"Há um tema que vai aparecendo em praticamente tudo o que escrevo, que é a religião. Me interessa muito a questão da fé pessoal e as questões sociais relacionadas à religião", disse Bruno Vieira Amaral, numa entrevista durante a Festa Literária Internacional do Pelourinho (Flipelô), que aconteceu em Salvador, no Brasil.
"A religião é uma rede de sociabilidade, está presente nos edifícios e na vida das pessoas e não se pode empurrá-la para uma zona escondida. [...] Apesar de ser ateu, de não ter crença nenhuma, sou completamente contra o discurso antirreligioso", acrescentou.
Vieira Amaral já abordou o tema no livro "Aleluia!" (2015), uma espécie de investigação jornalística sobre a variada oferta religiosa de Portugal além do Catolicismo, que passa por diversas igrejas evangélicas e cultos neo-pentecostais.
O escritor confessou, porém, que há uma outra história ligada a religião que gostava de desenvolver, uma narrativa com forma ainda não definida sobre a figura carismática do líder religioso angolano Simão Toco e seus seguidores.

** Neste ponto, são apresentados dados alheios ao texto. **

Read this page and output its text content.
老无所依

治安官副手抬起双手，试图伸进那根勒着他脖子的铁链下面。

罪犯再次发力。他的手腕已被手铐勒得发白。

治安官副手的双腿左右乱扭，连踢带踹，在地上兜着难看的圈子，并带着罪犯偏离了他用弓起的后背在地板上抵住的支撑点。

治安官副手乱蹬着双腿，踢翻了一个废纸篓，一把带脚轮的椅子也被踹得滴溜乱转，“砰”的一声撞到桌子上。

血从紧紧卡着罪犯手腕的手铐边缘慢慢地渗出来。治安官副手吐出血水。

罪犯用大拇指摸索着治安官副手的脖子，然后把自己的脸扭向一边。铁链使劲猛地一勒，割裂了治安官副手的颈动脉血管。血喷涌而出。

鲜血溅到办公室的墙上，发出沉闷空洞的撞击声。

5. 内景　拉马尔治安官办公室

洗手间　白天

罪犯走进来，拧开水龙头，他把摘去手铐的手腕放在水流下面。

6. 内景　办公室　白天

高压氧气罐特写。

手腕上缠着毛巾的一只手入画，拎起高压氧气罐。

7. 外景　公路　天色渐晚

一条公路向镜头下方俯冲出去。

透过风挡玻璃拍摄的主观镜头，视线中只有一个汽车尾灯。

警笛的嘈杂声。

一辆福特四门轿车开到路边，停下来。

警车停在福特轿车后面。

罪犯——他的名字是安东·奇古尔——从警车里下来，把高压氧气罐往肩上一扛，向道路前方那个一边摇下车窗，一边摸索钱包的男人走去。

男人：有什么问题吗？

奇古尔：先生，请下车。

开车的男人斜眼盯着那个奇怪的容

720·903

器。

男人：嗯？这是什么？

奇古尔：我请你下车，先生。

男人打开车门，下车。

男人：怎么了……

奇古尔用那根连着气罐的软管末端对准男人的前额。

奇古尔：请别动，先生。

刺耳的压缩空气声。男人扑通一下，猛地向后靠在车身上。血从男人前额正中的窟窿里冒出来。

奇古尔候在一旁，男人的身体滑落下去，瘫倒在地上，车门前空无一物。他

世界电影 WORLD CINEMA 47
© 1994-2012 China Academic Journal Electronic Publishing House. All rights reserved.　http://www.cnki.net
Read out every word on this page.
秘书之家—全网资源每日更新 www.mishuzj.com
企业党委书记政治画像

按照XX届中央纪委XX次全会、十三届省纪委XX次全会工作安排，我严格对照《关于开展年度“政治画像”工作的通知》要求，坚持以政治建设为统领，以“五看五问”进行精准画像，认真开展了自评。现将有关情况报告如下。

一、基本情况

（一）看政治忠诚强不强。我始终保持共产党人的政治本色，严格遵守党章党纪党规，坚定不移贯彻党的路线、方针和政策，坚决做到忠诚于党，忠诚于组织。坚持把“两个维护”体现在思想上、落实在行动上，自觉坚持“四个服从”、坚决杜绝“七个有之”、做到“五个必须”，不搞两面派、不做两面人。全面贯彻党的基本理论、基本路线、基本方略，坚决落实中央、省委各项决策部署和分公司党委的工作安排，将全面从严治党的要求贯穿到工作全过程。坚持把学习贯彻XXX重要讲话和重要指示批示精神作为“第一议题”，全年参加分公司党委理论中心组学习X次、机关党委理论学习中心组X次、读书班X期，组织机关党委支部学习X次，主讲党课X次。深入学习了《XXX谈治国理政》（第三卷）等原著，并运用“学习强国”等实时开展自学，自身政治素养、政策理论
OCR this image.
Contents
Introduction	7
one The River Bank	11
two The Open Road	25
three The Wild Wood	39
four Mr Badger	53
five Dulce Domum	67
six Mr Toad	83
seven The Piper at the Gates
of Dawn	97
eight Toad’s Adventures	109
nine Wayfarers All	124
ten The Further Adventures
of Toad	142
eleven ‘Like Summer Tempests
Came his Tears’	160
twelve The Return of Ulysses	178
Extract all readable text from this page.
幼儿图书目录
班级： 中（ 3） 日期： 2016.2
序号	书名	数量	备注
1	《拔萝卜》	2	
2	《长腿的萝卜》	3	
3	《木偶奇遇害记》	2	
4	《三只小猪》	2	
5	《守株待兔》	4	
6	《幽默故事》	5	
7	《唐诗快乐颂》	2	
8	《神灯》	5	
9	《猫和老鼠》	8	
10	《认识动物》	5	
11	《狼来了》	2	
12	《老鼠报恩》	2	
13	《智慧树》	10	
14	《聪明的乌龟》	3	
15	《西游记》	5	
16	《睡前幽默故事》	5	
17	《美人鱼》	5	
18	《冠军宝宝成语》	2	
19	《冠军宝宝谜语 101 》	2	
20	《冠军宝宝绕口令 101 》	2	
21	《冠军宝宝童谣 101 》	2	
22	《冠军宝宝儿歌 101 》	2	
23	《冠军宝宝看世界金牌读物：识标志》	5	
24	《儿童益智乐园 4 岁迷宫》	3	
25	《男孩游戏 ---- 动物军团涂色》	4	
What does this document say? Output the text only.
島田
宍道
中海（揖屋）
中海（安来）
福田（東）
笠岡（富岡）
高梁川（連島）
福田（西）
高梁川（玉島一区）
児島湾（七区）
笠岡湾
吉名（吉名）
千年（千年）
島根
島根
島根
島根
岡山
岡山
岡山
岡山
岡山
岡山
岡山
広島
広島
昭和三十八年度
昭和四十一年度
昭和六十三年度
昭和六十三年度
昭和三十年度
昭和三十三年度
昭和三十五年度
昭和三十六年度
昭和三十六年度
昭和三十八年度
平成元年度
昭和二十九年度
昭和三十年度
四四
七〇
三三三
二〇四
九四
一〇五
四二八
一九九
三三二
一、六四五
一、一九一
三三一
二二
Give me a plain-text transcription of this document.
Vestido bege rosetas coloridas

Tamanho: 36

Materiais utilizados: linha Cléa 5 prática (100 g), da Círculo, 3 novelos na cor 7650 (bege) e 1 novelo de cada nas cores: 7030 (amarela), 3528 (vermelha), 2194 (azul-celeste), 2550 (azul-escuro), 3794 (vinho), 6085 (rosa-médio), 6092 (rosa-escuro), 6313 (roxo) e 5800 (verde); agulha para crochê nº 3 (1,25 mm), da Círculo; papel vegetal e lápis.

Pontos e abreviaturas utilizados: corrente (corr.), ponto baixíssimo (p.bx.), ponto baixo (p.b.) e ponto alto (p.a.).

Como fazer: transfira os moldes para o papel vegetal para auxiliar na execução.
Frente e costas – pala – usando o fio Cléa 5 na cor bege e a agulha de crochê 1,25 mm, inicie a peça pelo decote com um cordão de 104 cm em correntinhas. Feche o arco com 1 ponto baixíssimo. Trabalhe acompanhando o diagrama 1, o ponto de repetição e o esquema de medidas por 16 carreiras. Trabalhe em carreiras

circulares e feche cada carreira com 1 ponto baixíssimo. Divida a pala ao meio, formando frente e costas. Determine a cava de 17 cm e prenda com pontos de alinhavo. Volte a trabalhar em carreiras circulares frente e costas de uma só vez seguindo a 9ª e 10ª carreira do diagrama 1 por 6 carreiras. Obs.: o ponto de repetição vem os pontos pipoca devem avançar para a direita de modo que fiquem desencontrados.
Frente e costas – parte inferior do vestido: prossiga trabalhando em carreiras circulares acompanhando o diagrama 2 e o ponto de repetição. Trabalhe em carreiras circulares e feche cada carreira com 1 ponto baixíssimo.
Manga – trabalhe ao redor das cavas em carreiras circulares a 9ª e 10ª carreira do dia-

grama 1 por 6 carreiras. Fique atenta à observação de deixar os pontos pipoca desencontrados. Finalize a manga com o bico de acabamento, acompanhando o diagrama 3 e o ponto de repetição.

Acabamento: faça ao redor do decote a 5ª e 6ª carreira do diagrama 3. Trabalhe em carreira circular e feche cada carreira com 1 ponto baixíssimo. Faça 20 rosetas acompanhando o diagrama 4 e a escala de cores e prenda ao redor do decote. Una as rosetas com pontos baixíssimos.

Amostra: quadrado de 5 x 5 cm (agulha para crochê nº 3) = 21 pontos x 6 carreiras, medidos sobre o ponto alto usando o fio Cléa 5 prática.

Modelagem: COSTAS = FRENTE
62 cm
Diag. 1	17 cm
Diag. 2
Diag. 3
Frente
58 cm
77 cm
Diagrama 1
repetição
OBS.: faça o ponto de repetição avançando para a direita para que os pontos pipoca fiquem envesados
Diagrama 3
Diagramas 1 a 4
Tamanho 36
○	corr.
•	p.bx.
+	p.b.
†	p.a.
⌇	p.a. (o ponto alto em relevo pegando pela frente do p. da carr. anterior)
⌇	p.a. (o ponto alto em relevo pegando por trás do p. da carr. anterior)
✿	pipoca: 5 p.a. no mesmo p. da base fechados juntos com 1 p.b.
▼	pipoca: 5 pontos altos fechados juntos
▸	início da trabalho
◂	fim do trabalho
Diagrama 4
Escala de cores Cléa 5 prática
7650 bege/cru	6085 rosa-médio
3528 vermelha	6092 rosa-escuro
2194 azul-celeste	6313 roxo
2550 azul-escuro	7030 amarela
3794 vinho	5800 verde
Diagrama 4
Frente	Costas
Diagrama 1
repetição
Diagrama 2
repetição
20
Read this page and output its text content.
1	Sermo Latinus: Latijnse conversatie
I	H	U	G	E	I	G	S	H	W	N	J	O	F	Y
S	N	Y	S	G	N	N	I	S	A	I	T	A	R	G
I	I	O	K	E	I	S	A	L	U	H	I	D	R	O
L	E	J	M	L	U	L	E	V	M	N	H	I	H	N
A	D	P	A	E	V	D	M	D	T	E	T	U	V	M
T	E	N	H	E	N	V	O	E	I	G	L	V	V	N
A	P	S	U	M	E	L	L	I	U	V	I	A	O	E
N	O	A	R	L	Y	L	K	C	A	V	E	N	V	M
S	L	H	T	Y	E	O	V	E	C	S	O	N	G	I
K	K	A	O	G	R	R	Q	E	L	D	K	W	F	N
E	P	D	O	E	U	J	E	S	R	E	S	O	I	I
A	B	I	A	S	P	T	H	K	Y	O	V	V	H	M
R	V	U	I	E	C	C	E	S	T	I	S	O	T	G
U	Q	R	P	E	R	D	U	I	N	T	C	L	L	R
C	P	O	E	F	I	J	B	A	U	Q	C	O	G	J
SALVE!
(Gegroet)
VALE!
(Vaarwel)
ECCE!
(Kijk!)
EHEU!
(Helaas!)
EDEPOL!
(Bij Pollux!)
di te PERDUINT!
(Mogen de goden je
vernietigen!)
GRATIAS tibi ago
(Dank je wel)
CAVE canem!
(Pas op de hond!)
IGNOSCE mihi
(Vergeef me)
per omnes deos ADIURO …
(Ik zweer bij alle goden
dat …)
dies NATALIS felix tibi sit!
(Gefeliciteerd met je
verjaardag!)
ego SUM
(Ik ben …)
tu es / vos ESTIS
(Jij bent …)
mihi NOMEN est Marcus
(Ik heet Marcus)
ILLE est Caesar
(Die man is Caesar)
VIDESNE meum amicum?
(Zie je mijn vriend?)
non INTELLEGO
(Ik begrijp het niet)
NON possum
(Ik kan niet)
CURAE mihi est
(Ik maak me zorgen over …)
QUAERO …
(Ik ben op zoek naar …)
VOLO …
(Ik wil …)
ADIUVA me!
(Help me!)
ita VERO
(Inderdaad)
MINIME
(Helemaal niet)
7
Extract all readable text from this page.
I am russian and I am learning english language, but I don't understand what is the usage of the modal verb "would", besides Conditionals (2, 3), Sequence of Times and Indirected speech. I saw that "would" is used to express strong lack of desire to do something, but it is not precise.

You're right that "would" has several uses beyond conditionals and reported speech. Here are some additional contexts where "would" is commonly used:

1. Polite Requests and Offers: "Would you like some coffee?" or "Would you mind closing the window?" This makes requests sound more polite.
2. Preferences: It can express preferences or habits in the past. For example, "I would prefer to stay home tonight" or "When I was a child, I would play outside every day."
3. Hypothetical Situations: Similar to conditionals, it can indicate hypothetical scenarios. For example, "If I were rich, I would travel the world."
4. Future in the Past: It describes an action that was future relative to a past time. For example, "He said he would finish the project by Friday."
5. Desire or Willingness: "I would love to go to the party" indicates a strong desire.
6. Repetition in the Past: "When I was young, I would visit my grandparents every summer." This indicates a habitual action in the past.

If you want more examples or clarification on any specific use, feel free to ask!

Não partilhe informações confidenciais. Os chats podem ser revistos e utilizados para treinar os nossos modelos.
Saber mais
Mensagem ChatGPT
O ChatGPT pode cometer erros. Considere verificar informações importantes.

"Gostava de escrever, ainda não encontrei a voz para escrever esta história, sobre o Simão Toco. Ele era um profeta angolano nascido na década de 1920 que, influenciado pelas Testemunhas de Jeová e outros movimentos carismáticos africanos, criou uma religião, o Tocoísmo. Como é uma religião africana, acabou perseguida pelo Estado Novo. Ele [Simão Toco] esteve preso, foi desterrado para os Açores", frisou.
Segundo Vieira Amaral, já livre da prisão, de volta a Angola, Simão Toco chegou a oferecer-se para desempenhar o papel de mediador entre as forças políticas após do seu país após a independência, em 1975, mas acabou rejeitado.
O Tocoísmo tornou-se um culto proibido pelo Governo do Movimento Popular de Libertação de Angola (MPLA), facto que só foi revertido algum tempo depois da morte de Simão Toco em 1984.
“A história dele traz a questão do carisma dos líderes religiosos porque Simão Toco fundou um movimento sozinho. A questão da fé pessoal porque li histórias dos seguidores do movimento [dele que são] muito fortes", explicou Vieira Amaral.
"[Escrever esta história] também me permitiria regressar a Angola, agora, não numa abordagem familiar, da minha ligação pessoal, mas numa abordagem mais geral. Ainda não encontrei a forma de contar. Enquanto não há linguagem para a história, não há história", completou.
Questionado se tinha reparado nos aspetos religiosos de Salvador, cidade brasileira em que se destaca a fusão de religiões de matriz africana com o Catolicismo imponente ricamente representado nos altares de ouro construídos durante a colonização portuguesa, Vieira Amaral brincou dizendo que lhe chamou a atenção a presença de muitas pessoas numa missa e que pretendia visitar algumas igrejas se conseguisse arranjar um tempo.
No Brasil, além de participar numa mesa de debate na Flipelô, Vieira Amaral lançou o romance "Hoje estarás comigo no Paraíso" sobre a história real do assassínio de um primo do autor chamado João Jorge, em que a religião aparece mesclada a outros temas como família, memória, infância, o bairro periférico com uma comunidade de retornados que para lá se mudou após a independência de Angola.